Urteilt nicht über andere, damit Gott euch nicht verurteilt. Denn so wie ihr jetzt andere
richtet, werdet auch ihr gerichtet werden.

Matthäus 7,1–2 (Hoffnung für alle)


Als Engländer ist es für mich immer wieder eine Freude, das englische Theater in meiner Nähe zu besuchen. Als ich beim letzten Besuch den Titel „Die zwölf Geschworenen“ und die
Beschreibung dazu las, vermutete ich, dass es kein sehr aufregender Abend werden würde. Der Bühnenaufbau: ein Raum, zwölf Personen, zwölf Stühle, ein langer Tisch und ein defekter
Ventilator. Meine Frau und ich begannen aber, das Geschehen mit zunehmender Spannung zu verfolgen. Das Stück handelt von einem 16-jährigen Jungen, dem zur Last gelegt wird, seinen Vater
ermordet zu haben. Ein Schuldspruch würde die Todesstrafe zur Folge haben. Die Geschworenen beraten an einem schwülen Sommertag, im Raum ist es stickig, folglich fällt die Entscheidung
zügig. Sie fällt den Geschworenen auch nicht schwer.
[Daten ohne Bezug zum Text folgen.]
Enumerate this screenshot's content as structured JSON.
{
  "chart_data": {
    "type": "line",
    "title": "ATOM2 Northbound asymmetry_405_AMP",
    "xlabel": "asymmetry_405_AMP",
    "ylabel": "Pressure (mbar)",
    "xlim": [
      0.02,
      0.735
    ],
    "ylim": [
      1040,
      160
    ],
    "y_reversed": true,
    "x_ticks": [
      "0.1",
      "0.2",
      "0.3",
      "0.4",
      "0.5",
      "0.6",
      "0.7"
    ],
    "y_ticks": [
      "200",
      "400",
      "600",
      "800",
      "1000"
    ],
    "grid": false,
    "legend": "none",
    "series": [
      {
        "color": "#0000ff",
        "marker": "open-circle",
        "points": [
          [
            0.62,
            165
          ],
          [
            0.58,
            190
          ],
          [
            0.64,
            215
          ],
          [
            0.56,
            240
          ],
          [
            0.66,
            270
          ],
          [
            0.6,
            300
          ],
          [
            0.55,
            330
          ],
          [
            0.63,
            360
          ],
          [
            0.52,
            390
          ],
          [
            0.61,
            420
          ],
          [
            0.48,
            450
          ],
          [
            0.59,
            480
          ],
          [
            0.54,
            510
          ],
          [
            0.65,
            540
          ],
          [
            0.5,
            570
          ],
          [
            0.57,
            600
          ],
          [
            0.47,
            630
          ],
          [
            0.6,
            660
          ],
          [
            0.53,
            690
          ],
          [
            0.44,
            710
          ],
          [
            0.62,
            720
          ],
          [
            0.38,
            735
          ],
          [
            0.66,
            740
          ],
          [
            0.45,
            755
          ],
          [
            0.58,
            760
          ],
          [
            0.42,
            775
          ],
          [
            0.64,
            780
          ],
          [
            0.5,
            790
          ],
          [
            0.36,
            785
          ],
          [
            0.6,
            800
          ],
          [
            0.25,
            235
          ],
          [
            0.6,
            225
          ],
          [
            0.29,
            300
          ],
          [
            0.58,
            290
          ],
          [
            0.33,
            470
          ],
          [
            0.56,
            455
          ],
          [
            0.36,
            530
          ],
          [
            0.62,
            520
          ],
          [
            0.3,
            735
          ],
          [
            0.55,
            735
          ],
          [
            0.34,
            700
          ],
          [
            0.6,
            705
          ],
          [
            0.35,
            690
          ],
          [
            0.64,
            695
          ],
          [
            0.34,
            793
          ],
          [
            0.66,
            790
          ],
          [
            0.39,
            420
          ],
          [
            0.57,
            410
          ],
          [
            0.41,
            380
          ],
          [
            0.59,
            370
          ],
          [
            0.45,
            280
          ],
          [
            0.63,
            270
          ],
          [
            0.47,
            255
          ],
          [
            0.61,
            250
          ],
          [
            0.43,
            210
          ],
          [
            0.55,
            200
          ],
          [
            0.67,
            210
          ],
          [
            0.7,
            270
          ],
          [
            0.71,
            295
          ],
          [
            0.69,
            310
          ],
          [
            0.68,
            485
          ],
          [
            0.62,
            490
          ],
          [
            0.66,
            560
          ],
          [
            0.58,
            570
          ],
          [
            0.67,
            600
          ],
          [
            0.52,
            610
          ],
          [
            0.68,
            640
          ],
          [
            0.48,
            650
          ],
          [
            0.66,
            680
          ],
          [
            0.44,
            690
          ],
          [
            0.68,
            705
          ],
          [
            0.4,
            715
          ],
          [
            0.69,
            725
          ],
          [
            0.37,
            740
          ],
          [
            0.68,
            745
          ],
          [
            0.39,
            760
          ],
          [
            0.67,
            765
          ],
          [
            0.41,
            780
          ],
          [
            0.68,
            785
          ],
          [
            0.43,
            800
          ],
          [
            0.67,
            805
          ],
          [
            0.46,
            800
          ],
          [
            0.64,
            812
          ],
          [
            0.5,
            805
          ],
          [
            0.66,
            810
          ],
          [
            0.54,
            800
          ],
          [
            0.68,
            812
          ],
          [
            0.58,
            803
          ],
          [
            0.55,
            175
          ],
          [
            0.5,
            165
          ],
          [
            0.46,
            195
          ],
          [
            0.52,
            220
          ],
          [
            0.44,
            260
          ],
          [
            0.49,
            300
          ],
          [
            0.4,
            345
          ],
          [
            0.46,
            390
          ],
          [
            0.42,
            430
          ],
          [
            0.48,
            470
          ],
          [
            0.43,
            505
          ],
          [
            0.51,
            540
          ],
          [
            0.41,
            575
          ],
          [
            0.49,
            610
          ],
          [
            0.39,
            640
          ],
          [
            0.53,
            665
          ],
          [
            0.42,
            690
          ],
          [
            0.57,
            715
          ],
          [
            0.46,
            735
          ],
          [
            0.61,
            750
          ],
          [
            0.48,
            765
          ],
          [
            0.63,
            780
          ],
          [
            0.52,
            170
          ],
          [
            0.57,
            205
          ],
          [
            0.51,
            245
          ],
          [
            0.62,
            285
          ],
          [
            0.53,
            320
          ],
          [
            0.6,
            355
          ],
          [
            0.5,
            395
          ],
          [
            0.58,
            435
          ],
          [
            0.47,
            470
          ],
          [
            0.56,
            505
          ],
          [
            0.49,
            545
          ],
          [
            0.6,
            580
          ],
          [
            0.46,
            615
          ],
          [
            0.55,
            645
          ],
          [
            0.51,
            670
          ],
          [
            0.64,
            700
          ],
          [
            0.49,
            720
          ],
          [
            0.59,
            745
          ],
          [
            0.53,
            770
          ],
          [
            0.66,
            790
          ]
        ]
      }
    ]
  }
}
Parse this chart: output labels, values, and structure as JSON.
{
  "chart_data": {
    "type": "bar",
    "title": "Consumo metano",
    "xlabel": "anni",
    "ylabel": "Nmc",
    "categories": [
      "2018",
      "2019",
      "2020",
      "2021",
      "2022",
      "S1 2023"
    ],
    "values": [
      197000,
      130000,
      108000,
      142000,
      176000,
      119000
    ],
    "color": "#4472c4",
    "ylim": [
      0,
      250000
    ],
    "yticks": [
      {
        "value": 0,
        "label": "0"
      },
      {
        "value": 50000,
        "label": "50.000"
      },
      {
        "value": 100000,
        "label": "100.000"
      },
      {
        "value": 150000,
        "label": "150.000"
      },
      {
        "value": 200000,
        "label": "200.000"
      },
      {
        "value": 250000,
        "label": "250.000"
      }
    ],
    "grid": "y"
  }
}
Der Junge kommt aus einem sozialen Brennpunkt, ist der Polizei bekannt und hat kurz zuvor ein entsprechendes Messer erworben.
Folglich wird er schuldig gesprochen.

Nur einer der Geschworenen ist sich nicht sicher. Die elf wollen schnell ihren Schuldspruch verkünden, um nach Hause gehen zu können. Dieser Geschworene beginnt jedoch, alle Indizien
detailliert durchzugehen. Im Verlauf der Diskussion ändert ein Geschworener nach dem anderen seine Meinung, bis alle schließlich einstimmig das genau gegenteilige Urteil fällen: nicht schuldig.
Mit Interesse verfolgten wir den spannenden Vorgang, wie nach und nach die Beteiligten ihren dass, ihre Vorurteile oder sogar Rachegefühle dem jungen Mann gegenüber ablegten. Nach und
nach wurde allen bewusst, dass der Junge die Tat wohl kaum begangen haben konnte.

Ich verließ das Theater innerlich aufgewühlt, stellte sich mir doch die Frage, wie das bei uns als Christen ist. Wie oft „verurteilen“ wir unsere Mitmenschen aufgrund ihrer Herkunft, ihres
Aussehens oder ihrer Geschichte? Es kann viele Gründe geben, über jemanden schlecht zu denken oder vorschnell zu urteilen. Mit gutem Grund sagte Jesus, dass wir nicht über andere urteilen
sollen.

Er kennt und liebt uns alle, aber anstatt uns abzuurteilen, ist er für uns gestorben und hat unsere Schuld auf sich genommen. Damit wir leben können.